描述
The first comprehensive monograph on the cross-disciplinary practice including over 100 built and ephemeral works
Since its founding in 1981, New York-based studio Diller Scofidio + Renfro (DS+R) has designed some of the world’s most revered civic spaces and cultural institutions. Their practice covers architecture, urban design, installation art, performance, digital media, and print.
From the renowned High Line in New York City to the upcoming V&A East Storehouse in London to some of their earliest projects like the Blur building designed for the 2002 Swiss Expo, DS+R explores alternative strategies in space-making that engage and surprise on a global scale.

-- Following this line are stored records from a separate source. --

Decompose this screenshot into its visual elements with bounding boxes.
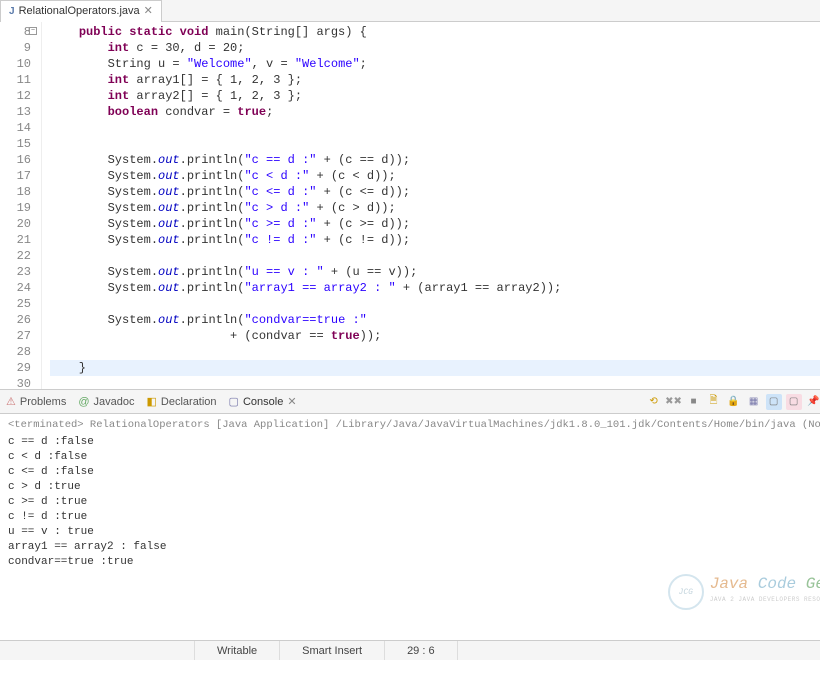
remove-all-icon[interactable]: ✖✖ <box>666 394 682 410</box>
java-file-icon: J <box>9 6 15 17</box>
line-gutter: 8−91011121314151617181920212223242526272… <box>0 22 42 389</box>
console-line: condvar==true :true <box>8 555 820 570</box>
editor-area: J RelationalOperators.java ✕ – □ 8−91011… <box>0 0 820 390</box>
console-toolbar: ⟲ ✖✖ ■ 🗎 🔒 ▦ ▢ ▢ 📌 ▾ – □ <box>646 394 820 410</box>
close-icon[interactable]: ✕ <box>144 4 153 18</box>
status-writable: Writable <box>195 641 280 660</box>
tab-problems[interactable]: ⚠Problems <box>6 395 66 408</box>
console-line: array1 == array2 : false <box>8 540 820 555</box>
display-selected-icon[interactable]: ▢ <box>766 394 782 410</box>
console-line: c != d :true <box>8 510 820 525</box>
console-line: c >= d :true <box>8 495 820 510</box>
console-line: c > d :true <box>8 480 820 495</box>
clear-console-icon[interactable]: 🗎 <box>706 394 722 410</box>
editor-tab-bar: J RelationalOperators.java ✕ – □ <box>0 0 820 22</box>
workbench: J RelationalOperators.java ✕ – □ 8−91011… <box>0 0 820 640</box>
console-line: c <= d :false <box>8 465 820 480</box>
status-bar: Writable Smart Insert 29 : 6 <box>0 640 820 660</box>
open-console-icon[interactable]: ▢ <box>786 394 802 410</box>
tab-declaration[interactable]: ◧Declaration <box>147 395 217 408</box>
editor-tab[interactable]: J RelationalOperators.java ✕ <box>0 0 162 22</box>
bottom-panel: ⚠Problems @Javadoc ◧Declaration ▢Console… <box>0 390 820 640</box>
code-area[interactable]: public static void main(String[] args) {… <box>42 22 820 389</box>
console-process-header: <terminated> RelationalOperators [Java A… <box>8 418 820 433</box>
main-column: J RelationalOperators.java ✕ – □ 8−91011… <box>0 0 820 640</box>
tab-console[interactable]: ▢Console ✕ <box>229 395 297 409</box>
tab-javadoc[interactable]: @Javadoc <box>78 396 134 408</box>
console-line: c < d :false <box>8 450 820 465</box>
new-console-icon[interactable]: 📌 <box>806 394 820 410</box>
editor-body[interactable]: 8−91011121314151617181920212223242526272… <box>0 22 820 389</box>
status-insert-mode: Smart Insert <box>280 641 385 660</box>
close-icon[interactable]: ✕ <box>287 395 296 409</box>
watermark: JCG Java Code Geeks JAVA 2 JAVA DEVELOPE… <box>668 574 820 610</box>
terminate-icon[interactable]: ■ <box>686 394 702 410</box>
pin-console-icon[interactable]: ▦ <box>746 394 762 410</box>
scroll-lock-icon[interactable]: 🔒 <box>726 394 742 410</box>
console-body[interactable]: <terminated> RelationalOperators [Java A… <box>0 414 820 640</box>
console-line: u == v : true <box>8 525 820 540</box>
status-cursor-position: 29 : 6 <box>385 641 458 660</box>
editor-tab-label: RelationalOperators.java <box>19 5 140 17</box>
views-tab-bar: ⚠Problems @Javadoc ◧Declaration ▢Console… <box>0 390 820 414</box>
console-line: c == d :false <box>8 435 820 450</box>
remove-launch-icon[interactable]: ⟲ <box>646 394 662 410</box>
watermark-badge: JCG <box>668 574 704 610</box>
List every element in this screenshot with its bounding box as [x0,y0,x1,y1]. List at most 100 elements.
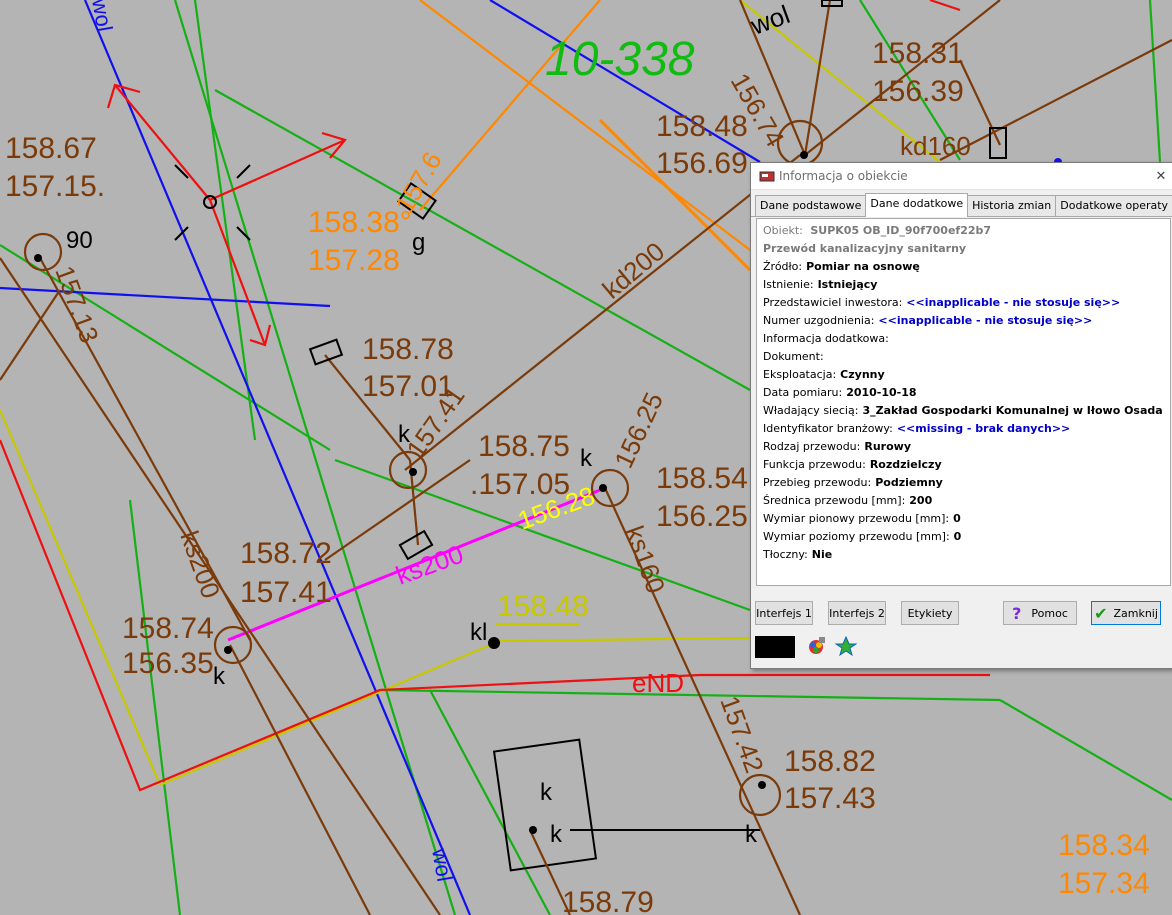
map-label: eND [632,668,684,698]
map-label: 158.54 [656,462,748,495]
map-label: 157.42 [714,692,769,777]
attribute-label: Rodzaj przewodu: [763,440,861,453]
attribute-row: Wymiar poziomy przewodu [mm]: 0 [763,528,1164,546]
attribute-row: Informacja dodatkowa: [763,330,1164,348]
attribute-value: <<missing - brak danych>> [896,422,1071,435]
map-label: wol [427,846,458,884]
attribute-row: Identyfikator branżowy: <<missing - brak … [763,420,1164,438]
attribute-label: Źródło: [763,260,803,273]
map-label: 158.67 [5,132,97,165]
map-label: 157.6 [389,147,448,218]
app-icon [759,171,775,182]
map-label: 156.25 [656,500,748,533]
attribute-label: Data pomiaru: [763,386,843,399]
map-label: k [213,663,226,690]
dialog-title: Informacja o obiekcie [779,169,908,183]
object-id-label: Obiekt: [763,224,803,237]
map-label: k [540,779,553,806]
attribute-row: Przebieg przewodu: Podziemny [763,474,1164,492]
map-label: kd160 [900,131,971,161]
attribute-row: Wymiar pionowy przewodu [mm]: 0 [763,510,1164,528]
map-label: 158.75 [478,430,570,463]
attribute-label: Wymiar pionowy przewodu [mm]: [763,512,950,525]
attribute-value: <<inapplicable - nie stosuje się>> [906,296,1121,309]
map-label: kl [470,619,487,646]
object-type: Przewód kanalizacyjny sanitarny [763,242,967,255]
attribute-row: Średnica przewodu [mm]: 200 [763,492,1164,510]
map-label: 158.79 [562,886,654,915]
attribute-label: Eksploatacja: [763,368,837,381]
attribute-label: Informacja dodatkowa: [763,332,889,345]
interface-1-button[interactable]: Interfejs 1 [755,601,813,625]
object-id-row: Obiekt: SUPK05 OB_ID_90f700ef22b7 [763,222,1164,240]
attribute-row: Dokument: [763,348,1164,366]
attribute-row: Funkcja przewodu: Rozdzielczy [763,456,1164,474]
map-label: wol [87,0,118,33]
attribute-value: Rozdzielczy [869,458,942,471]
map-label: 90 [66,227,93,254]
attribute-row: Istnienie: Istniejący [763,276,1164,294]
tab-basic-data[interactable]: Dane podstawowe [755,195,867,216]
attribute-value: Pomiar na osnowę [806,260,920,273]
color-swatch[interactable] [755,636,795,658]
object-info-dialog: Informacja o obiekcie ✕ Dane podstawowe … [750,162,1172,669]
map-label: ks200 [174,527,226,602]
attribute-row: Rodzaj przewodu: Rurowy [763,438,1164,456]
close-button[interactable]: ✔ Zamknij [1091,601,1161,625]
attribute-value: Istniejący [817,278,878,291]
help-icon: ? [1012,603,1022,623]
close-label: Zamknij [1113,606,1158,620]
attribute-label: Władający siecią: [763,404,859,417]
style-icon[interactable] [835,635,857,657]
map-sheet-number: 10-338 [545,33,695,86]
close-icon[interactable]: ✕ [1149,169,1172,184]
dialog-titlebar[interactable]: Informacja o obiekcie ✕ [751,163,1172,190]
attribute-value: 200 [909,494,933,507]
map-label: 157.34 [1058,867,1150,900]
map-label: 158.72 [240,537,332,570]
button-bar: Interfejs 1 Interfejs 2 Etykiety ? Pomoc… [755,601,1172,629]
interface-2-button[interactable]: Interfejs 2 [828,601,886,625]
map-label: ks160 [619,522,671,597]
attribute-row: Data pomiaru: 2010-10-18 [763,384,1164,402]
map-label: 156.69 [656,147,748,180]
attribute-row: Źródło: Pomiar na osnowę [763,258,1164,276]
map-label: 157.43 [784,782,876,815]
attribute-label: Średnica przewodu [mm]: [763,494,906,507]
attribute-label: Numer uzgodnienia: [763,314,875,327]
tab-bar: Dane podstawowe Dane dodatkowe Historia … [751,193,1172,217]
map-label: 157.41 [240,576,332,609]
attribute-label: Istnienie: [763,278,814,291]
attribute-value: Rurowy [864,440,911,453]
check-icon: ✔ [1094,603,1108,623]
help-button[interactable]: ? Pomoc [1003,601,1077,625]
map-label: 156.39 [872,75,964,108]
attribute-label: Tłoczny: [763,548,808,561]
attribute-value: 0 [953,530,962,543]
attribute-label: Dokument: [763,350,824,363]
tab-additional-data[interactable]: Dane dodatkowe [865,193,969,217]
map-label: 158.34 [1058,829,1150,862]
attribute-value: <<inapplicable - nie stosuje się>> [878,314,1093,327]
map-label: 158.48 [656,110,748,143]
attribute-row: Tłoczny: Nie [763,546,1164,564]
map-label: k [745,821,758,848]
map-label: g [412,229,425,256]
attribute-value: 3_Zakład Gospodarki Komunalnej w Iłowo O… [862,404,1163,417]
attribute-value: Czynny [840,368,885,381]
labels-button[interactable]: Etykiety [901,601,959,625]
attribute-label: Przebieg przewodu: [763,476,872,489]
map-label: kd200 [597,236,671,305]
attributes-panel[interactable]: Obiekt: SUPK05 OB_ID_90f700ef22b7 Przewó… [756,218,1171,586]
attribute-value: Podziemny [875,476,943,489]
map-label: 158.31 [872,37,964,70]
tab-additional-operations[interactable]: Dodatkowe operaty [1055,195,1172,216]
map-label: 158.82 [784,745,876,778]
map-label: k [580,445,593,472]
attribute-value: 0 [953,512,961,525]
tab-change-history[interactable]: Historia zmian [967,195,1057,216]
attribute-row: Przedstawiciel inwestora: <<inapplicable … [763,294,1164,312]
map-label: k [550,821,563,848]
palette-icon[interactable] [805,635,827,657]
map-label: 156.35 [122,647,214,680]
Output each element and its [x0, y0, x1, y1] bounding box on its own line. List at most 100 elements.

Designed by DS+R as a pair of structurally conjoined volumes, this monograph invites readers to bridge different modes of production and reconsider the limits of architecture. The unique binding allows each volume to be read individually or in parallel by unfolding the book at the spine. Special crossover layouts link the two volumes with shared obsessions.
The monograph features layouts by design consultancy 2×4, with photography by Iwan Baan and Matthew Monteith amongst other photographers. It also includes new dialogues with visionaries from other creative fields, including artist Edmund de Waal, art critic and curator Hans Ulrich Obrist, curator Paola Antonelli, actor Alan Cumming, choreographer William Forsythe, professor Sylvia Lavin, curator Ana Miljacki, and Jill Medvedow.
Diller Scofidio + Renfro is an American interdisciplinary design studio which integrates architecture, the visual arts, and the performing arts. Based in New York City, the studio was founded by architects Elizabeth Diller and Ricardo Scofidio in 1981. Charles Renfro joined in 1997, and was named partner in 2004. Benjamin Gilmartin became the firm’s fourth partner in 2015.
The studio’s international body of work includes notable examples of urban landscape design, such as the High Line in New York and Zaryadye Park in Moscow; institutional buildings, including museums such as The Broad and the United States Olympic & Paralympic Museum; and various installations, exhibitions, and performance projects.